Rosman’s enthusiasm about CHB’s telepresence robot pilot was contagious as he highlighted the many benefits that these R2D2-esque devices provide. The robots, physician-controlled machines that stand at approximately 4 and a half feet tall and look similar to a miniature Segway, offer monitoring tools and two-way video communication unlike anything CHB has used before. The benefits of the robots, manufactured by VGo Communications, are only further solidified by the overwhelmingly positive response from clinicians and patients alike — and in CHB’s case, the latter refers to the parents as well.
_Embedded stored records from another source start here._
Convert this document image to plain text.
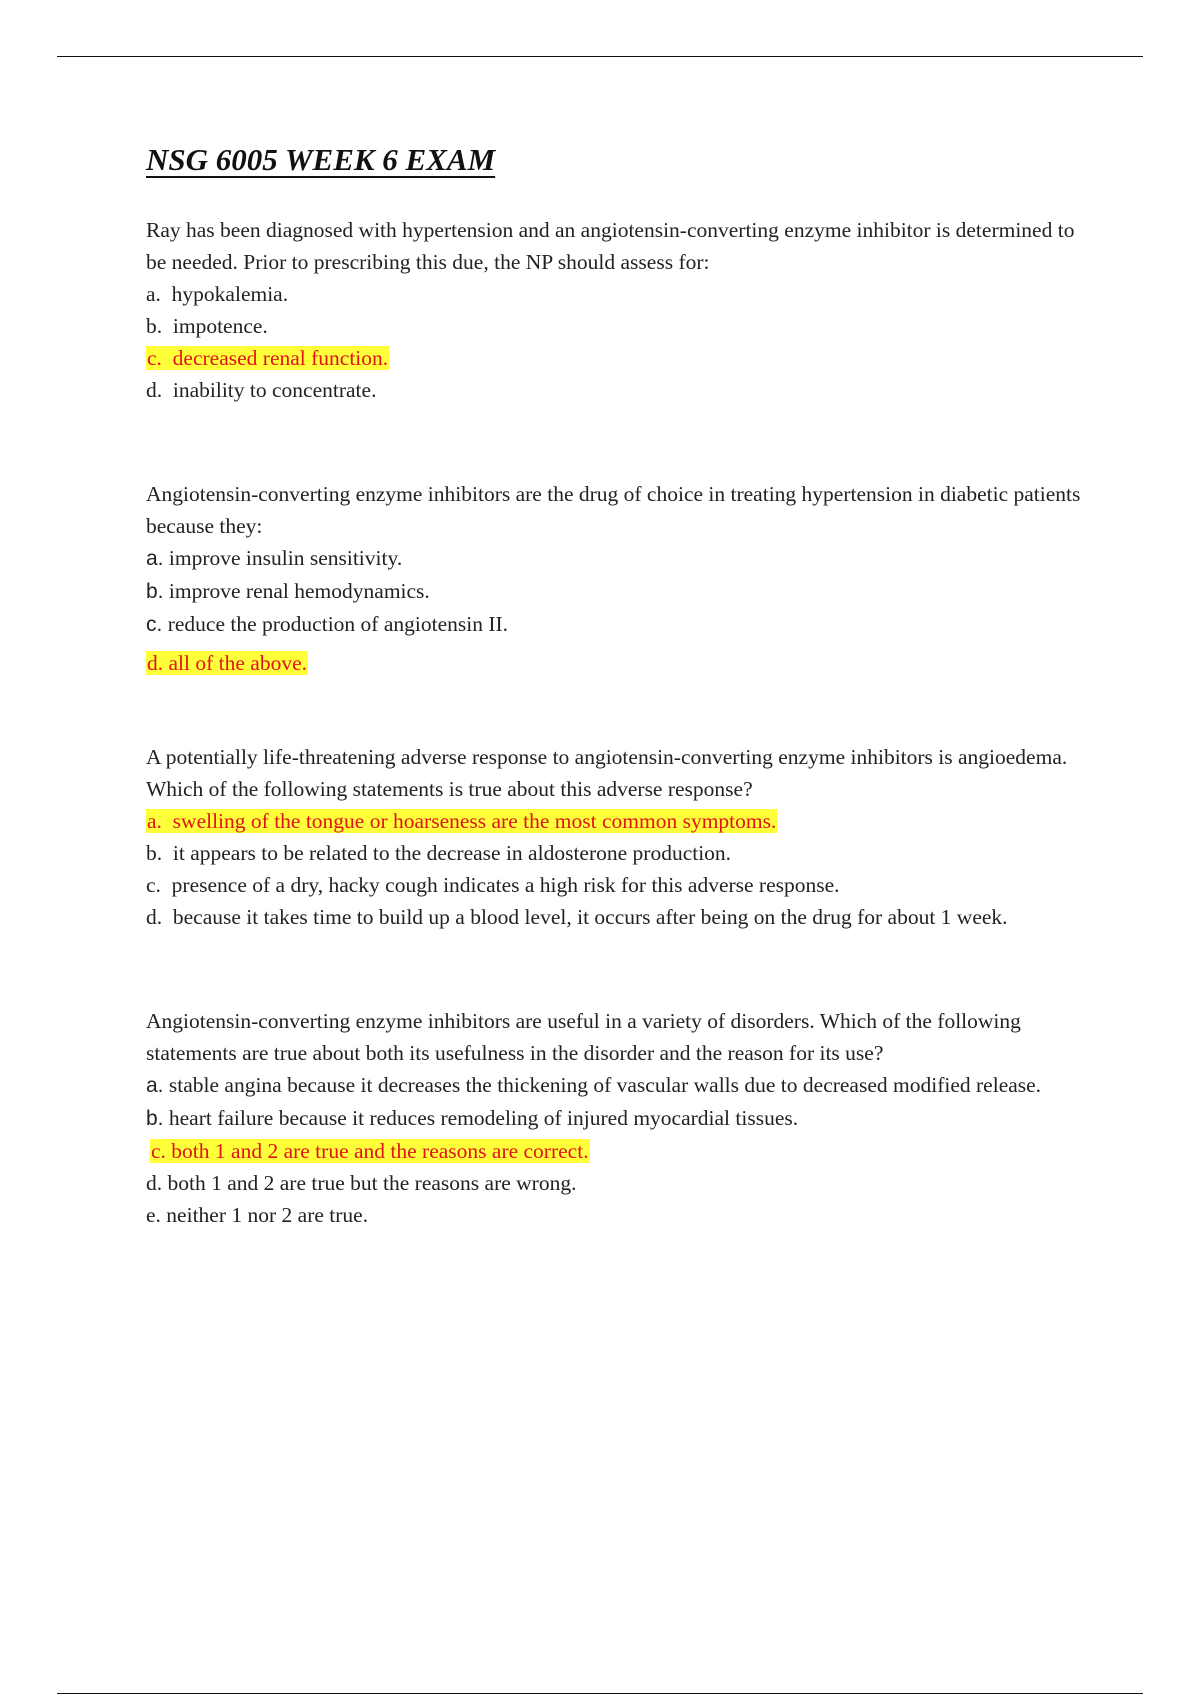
NSG 6005 WEEK 6 EXAM

Ray has been diagnosed with hypertension and an angiotensin-converting enzyme inhibitor is determined to be needed. Prior to prescribing this due, the NP should assess for:

a. hypokalemia.

b. impotence.

c. decreased renal function.

d. inability to concentrate.

Angiotensin-converting enzyme inhibitors are the drug of choice in treating hypertension in diabetic patients because they:

a. improve insulin sensitivity.

b. improve renal hemodynamics.

c. reduce the production of angiotensin II.

d. all of the above.

A potentially life-threatening adverse response to angiotensin-converting enzyme inhibitors is angioedema. Which of the following statements is true about this adverse response?

a. swelling of the tongue or hoarseness are the most common symptoms.

b. it appears to be related to the decrease in aldosterone production.

c. presence of a dry, hacky cough indicates a high risk for this adverse response.

d. because it takes time to build up a blood level, it occurs after being on the drug for about 1 week.

Angiotensin-converting enzyme inhibitors are useful in a variety of disorders. Which of the following statements are true about both its usefulness in the disorder and the reason for its use?

a. stable angina because it decreases the thickening of vascular walls due to decreased modified release.

b. heart failure because it reduces remodeling of injured myocardial tissues.

c. both 1 and 2 are true and the reasons are correct.

d. both 1 and 2 are true but the reasons are wrong.

e. neither 1 nor 2 are true.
Using the robots means that physicians are able to employ remote patient monitoring and conduct virtual visits, which can be a huge benefit to many patient populations, including seniors and chronically ill individuals. It can also mean the difference between going home and staying in a hotel for weeks at a time to patients and families living in rural areas.
Given that each robot is also completely reusable and customizable, it is easy to tailor and update each machine to manage each patient’s condition. This type of standardization is key to ensuring that the standards of care are not sacrificed and each patient is treated with the same degree of quality as they would in an office setting. And because all of the machines are running on Verizon’s 4G LTE network and only require an electrical outlet to work, they are truly turnkey in nature and automated enough for people to feel comfortable using in their own homes.
One of the most important benefits of the robots’ telepresence is improved communication between physicians and patients. Since the physician maintains control of the robot, they are able to manually point the camera where it needs to be, instead of a parent trying to dangle a child in front of a webcam. Rosman also noted the benefits of non-verbal communication. Parents felt that their care providers were truly listening because they could see their faces and maintain eye contact, a luxury that is lost when communicating via phone or email. Most importantly, it allowed a way for parents to easily ask questions during post-operative care, a time where having direct connection to a physician becomes an invaluable resource to a concerned parent.
Whether you are comfortable with the idea of telehealth technologies taking a primary role in your care delivery or not, the benefits are becoming harder to ignore, especially when looking at remote monitoring capabilities and the limitations of certain patient populations. With the silver tsunami of baby boomers approaching the shore at full speed, there is no better time than now to embrace these technologies and push the care continuum to the virtual space.